Based on an online survey of 542 respondents, four categories of interactive features were identified. Findings show that interactive features are generally used infrequently, especially the features that facilitate human-to-human communication and the features that allow audiences to express their views.

 

Chang says that interactivity allows the reader to become more involved in the news. Online news affords the reader more control and bigger choice – something that’s lacking in traditional media.

 

Chang then looks at the numerous definitions of interactivity.

Medium interactivity, also known as user-to-system/ document or content interactivity is interactive communication between users and technology that is based on the nature of the technology itself and what the technology allows users to do.

 

Human interactivity, also known as user-to-user or interpersonal interactivity, on the other hand, is communication between two or more users that takes place through a communication channel.

 

Stromer-Galley considers human interactivity to be more interactive than medium interactivity.

 

Human interactivity is the difference between traditional news and online news in that the audience can participate through interpersonal communication.

 

Chang’s study brought little surprises.

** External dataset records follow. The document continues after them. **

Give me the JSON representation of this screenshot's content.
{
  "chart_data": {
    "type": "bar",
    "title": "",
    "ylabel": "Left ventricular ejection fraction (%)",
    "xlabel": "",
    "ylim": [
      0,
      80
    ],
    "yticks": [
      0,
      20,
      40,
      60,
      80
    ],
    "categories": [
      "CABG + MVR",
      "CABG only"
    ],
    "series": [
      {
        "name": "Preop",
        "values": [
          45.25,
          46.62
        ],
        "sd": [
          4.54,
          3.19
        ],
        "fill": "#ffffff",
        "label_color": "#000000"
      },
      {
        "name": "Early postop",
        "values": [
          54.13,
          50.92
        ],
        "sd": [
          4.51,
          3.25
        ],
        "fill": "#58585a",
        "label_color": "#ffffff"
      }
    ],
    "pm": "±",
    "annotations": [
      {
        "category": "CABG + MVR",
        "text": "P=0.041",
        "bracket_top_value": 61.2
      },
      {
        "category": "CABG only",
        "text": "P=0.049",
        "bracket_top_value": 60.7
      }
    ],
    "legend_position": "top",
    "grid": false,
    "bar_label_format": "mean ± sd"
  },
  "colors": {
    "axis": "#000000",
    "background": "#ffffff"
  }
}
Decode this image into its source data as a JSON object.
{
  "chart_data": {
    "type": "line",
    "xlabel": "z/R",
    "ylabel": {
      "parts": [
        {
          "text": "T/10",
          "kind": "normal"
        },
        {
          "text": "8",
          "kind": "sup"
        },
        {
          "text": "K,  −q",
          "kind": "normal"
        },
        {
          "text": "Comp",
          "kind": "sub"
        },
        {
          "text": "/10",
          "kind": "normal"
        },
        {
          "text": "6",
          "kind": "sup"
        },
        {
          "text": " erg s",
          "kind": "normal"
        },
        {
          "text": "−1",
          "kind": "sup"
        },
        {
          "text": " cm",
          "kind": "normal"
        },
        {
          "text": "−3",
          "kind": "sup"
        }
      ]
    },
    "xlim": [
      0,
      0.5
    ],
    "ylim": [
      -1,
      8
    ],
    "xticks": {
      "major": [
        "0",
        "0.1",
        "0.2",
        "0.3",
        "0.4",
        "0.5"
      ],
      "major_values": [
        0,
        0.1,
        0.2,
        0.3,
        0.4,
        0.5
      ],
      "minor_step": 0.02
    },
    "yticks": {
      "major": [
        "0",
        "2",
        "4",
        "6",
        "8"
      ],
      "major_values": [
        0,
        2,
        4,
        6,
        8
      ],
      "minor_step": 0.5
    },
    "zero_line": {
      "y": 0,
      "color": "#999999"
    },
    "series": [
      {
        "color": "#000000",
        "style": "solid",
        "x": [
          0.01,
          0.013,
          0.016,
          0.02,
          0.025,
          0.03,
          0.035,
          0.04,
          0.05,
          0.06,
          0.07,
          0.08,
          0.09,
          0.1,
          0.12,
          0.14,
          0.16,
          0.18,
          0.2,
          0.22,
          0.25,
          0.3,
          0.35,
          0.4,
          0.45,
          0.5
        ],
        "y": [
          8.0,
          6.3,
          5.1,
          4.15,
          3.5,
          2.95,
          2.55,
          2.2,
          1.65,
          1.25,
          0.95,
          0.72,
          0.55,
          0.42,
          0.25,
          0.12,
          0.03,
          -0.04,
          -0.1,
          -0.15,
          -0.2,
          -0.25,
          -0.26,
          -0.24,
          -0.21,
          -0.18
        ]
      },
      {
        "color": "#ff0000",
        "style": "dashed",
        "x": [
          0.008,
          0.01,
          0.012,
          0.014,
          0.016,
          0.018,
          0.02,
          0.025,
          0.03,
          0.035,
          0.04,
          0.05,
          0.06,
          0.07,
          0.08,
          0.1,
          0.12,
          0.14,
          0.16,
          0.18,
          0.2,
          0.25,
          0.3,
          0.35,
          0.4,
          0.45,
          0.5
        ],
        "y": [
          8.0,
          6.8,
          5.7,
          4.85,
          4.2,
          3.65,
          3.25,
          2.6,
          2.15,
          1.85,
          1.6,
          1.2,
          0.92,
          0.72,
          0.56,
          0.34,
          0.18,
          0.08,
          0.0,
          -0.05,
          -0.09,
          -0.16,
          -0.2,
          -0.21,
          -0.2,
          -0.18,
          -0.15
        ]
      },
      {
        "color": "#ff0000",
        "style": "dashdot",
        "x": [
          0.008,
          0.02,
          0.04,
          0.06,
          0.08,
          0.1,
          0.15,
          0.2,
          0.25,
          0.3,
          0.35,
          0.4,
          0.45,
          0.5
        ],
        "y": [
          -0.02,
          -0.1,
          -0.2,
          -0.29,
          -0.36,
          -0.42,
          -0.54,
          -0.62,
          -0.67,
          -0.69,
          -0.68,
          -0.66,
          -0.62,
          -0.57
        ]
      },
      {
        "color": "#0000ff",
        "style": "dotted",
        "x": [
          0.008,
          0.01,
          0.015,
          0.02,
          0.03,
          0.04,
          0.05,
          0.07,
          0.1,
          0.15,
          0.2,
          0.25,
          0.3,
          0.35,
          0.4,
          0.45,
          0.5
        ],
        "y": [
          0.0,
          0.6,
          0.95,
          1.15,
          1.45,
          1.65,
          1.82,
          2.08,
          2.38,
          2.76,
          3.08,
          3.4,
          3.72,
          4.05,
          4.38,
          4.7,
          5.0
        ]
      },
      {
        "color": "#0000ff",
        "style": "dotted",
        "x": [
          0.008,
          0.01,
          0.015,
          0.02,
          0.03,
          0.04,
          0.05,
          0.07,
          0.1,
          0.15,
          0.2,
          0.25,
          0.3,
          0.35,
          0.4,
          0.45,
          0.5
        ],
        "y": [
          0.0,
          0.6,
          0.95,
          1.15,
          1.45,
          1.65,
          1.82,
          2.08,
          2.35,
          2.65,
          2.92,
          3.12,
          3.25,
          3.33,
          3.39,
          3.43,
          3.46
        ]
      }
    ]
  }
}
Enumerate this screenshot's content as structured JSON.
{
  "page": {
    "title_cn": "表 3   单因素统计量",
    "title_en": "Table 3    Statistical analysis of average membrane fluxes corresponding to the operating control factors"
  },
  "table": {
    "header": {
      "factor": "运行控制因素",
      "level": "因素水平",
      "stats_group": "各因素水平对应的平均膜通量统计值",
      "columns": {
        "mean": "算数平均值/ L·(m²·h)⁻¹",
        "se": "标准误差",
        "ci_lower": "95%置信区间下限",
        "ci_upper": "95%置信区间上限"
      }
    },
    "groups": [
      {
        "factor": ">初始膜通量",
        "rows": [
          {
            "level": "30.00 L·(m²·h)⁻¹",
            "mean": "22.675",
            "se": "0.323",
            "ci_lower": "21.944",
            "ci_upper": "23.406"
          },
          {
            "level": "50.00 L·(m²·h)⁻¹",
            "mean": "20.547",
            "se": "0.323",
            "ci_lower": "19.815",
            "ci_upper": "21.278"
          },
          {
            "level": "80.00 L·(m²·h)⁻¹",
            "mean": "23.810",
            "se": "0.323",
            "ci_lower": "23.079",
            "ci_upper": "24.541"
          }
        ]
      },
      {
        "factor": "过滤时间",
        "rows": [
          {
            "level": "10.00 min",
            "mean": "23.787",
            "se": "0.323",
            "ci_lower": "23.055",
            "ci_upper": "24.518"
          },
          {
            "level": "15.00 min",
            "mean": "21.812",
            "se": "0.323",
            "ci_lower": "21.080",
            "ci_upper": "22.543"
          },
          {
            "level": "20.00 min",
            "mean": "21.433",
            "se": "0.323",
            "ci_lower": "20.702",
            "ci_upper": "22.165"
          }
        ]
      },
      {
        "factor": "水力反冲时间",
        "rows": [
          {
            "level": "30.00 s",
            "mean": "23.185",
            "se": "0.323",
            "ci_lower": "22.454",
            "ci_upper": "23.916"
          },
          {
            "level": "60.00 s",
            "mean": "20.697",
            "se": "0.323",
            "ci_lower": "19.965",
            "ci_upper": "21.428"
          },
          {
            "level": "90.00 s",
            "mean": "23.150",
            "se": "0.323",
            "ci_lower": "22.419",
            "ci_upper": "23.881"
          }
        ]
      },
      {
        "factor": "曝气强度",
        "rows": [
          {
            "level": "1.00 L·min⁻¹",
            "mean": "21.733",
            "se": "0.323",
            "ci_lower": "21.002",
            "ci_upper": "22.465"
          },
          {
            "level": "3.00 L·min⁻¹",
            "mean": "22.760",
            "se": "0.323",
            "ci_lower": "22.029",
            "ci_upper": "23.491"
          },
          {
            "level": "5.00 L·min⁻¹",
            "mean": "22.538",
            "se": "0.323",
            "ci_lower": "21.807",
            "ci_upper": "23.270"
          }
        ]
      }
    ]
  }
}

People who are comfortable on the net are also the ones that are more inclined to participate on the net. They are also the people that read more (traditional media). In other words they are the people that are more involved and more interested in their surroundings.

 

Although Chang’s study has some inherent flaws as pointed out by the author herself she finds that to deliver quality news reporting to build credibility of the news organization and subsequently encourage audiences to actively participate in the online news is of critical importance.

 

And although the study provides somewhat discouraging results to the initial enthusiasm about online news and the application of interactivity through the adoption of interactive features, news organisations that are sincerely interested in communicating with their news audiences should not discard their efforts in applying interactivity, she says.